Since TWIST1 was more highly expressed in SMC progenitor states and was activated by IL-1β stimulation, we hypothesized that TWIST1 is able to modulate SMC phenotype, driving SMCs towards a less-differentiated and more proliferative phenotype and away from a more mature contractile phenotype [40]. To evaluate the effect of TWIST1 on SMC phenotype, we performed knockdown experiments in HCASMC and overexpression and knockdown experiments in rat aortic smooth muscle cells (A7r5). TWIST1 knockdown using siRNA decreased proliferation in HCASMC as assessed with EDU assay (Fig 5C). In a cell counting assay, ectopic Twist1 overexpression, which increased expression 5-fold, increased SMC number compared to control whereas Twist1 siRNA knockdown decreased cell number over time (Fig 5D and 5E, S12 Fig). As SMCs become mature and differentiated, they can become less proliferative and transition towards a contractile and even osteoblast-like phenotype [41, 42]. We therefore hypothesized that TWIST1, in driving SMCs to a less differentiated and more proliferative state, would decrease the ability of A7r5 SMCs to form calcifications in response to phosphate-rich media. Indeed, Twist1 overexpression led to a decreased number of calcifications, whereas siRNA knockdown of Twist1 increased the calcification potential of A7r5 cells (Fig 5F).

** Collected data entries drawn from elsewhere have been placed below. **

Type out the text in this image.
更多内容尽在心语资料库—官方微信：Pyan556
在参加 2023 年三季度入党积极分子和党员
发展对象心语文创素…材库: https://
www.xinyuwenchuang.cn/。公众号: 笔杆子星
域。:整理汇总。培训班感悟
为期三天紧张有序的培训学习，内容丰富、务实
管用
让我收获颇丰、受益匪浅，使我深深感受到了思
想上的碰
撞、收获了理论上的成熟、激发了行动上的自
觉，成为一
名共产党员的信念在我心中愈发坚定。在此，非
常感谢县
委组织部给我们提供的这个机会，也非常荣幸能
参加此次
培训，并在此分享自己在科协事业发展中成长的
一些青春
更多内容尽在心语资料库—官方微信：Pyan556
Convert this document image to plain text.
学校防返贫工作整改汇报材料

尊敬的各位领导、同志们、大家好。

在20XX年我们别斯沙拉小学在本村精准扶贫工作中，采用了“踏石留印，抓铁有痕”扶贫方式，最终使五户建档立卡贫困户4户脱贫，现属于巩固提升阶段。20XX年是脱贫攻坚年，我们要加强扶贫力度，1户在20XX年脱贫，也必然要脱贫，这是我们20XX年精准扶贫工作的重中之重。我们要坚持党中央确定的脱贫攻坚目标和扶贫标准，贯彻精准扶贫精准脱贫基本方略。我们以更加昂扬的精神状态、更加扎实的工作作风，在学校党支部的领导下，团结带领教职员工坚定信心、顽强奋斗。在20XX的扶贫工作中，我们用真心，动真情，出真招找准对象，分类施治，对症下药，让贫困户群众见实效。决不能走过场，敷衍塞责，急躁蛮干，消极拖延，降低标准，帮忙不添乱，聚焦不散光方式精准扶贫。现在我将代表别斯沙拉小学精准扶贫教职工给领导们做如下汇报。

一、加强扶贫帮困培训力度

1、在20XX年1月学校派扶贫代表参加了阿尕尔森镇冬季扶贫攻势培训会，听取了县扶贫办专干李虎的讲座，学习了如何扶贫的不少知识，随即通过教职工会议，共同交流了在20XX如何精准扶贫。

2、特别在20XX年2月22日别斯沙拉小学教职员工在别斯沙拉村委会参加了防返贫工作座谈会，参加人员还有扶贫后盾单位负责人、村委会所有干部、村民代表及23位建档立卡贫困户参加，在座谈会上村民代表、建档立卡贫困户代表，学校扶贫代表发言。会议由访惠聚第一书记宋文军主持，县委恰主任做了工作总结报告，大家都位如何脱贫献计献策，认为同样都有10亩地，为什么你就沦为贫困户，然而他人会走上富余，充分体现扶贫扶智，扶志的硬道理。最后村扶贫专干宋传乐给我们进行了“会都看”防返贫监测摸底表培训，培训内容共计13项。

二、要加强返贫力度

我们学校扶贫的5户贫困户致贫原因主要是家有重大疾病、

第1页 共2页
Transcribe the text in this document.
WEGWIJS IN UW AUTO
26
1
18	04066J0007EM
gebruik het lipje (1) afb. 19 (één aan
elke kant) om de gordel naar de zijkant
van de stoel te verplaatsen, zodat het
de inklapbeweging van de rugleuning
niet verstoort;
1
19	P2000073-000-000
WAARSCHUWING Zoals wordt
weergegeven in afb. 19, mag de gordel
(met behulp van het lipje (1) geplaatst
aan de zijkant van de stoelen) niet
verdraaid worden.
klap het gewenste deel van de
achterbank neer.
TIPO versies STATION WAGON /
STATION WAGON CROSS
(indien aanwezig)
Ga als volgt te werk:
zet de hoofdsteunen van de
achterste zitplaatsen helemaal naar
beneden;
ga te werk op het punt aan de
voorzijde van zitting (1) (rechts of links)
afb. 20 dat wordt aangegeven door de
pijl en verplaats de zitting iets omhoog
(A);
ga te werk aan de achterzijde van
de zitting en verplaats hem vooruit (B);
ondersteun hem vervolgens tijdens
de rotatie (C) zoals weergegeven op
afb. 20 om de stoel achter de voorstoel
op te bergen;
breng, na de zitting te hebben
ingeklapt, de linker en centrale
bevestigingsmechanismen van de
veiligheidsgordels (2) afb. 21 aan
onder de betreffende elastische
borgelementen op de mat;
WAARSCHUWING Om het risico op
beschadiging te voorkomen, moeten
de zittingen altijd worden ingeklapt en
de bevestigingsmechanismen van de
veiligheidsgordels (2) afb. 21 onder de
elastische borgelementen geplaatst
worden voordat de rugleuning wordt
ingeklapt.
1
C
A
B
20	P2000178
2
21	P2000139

TWIST1 expression in atherosclerotic lesions in vivo

We next examined TWIST1 in vascular tissues in vivo. In human coronary arteries, TWIST1 protein could be detected in different compartments of the diseased vessel such as adventitia, media, and the neointima (S13 Fig). TWIST1 mRNA was significantly upregulated in human carotid arteries displaying atherosclerotic lesions in the Swedish BiKE study (fold change = 2.616, p-value = 0.0008, n = 137, Fig 5G) [43]. Interestingly, TWIST1 expression was higher in lesions categorized as asymptomatic based on absence of signs of a transient ischemic attack prior to endarterectomy (fold change = -0.754, p = 0.0275, n = 127, Fig 5H, S14 Fig). Immunostaining for TWIST1 in normal carotid arteries and in areas of atherosclerosis show that low basal TWIST1 expression in medial SMCs was increased in carotid plaques (Fig 5I and 5J).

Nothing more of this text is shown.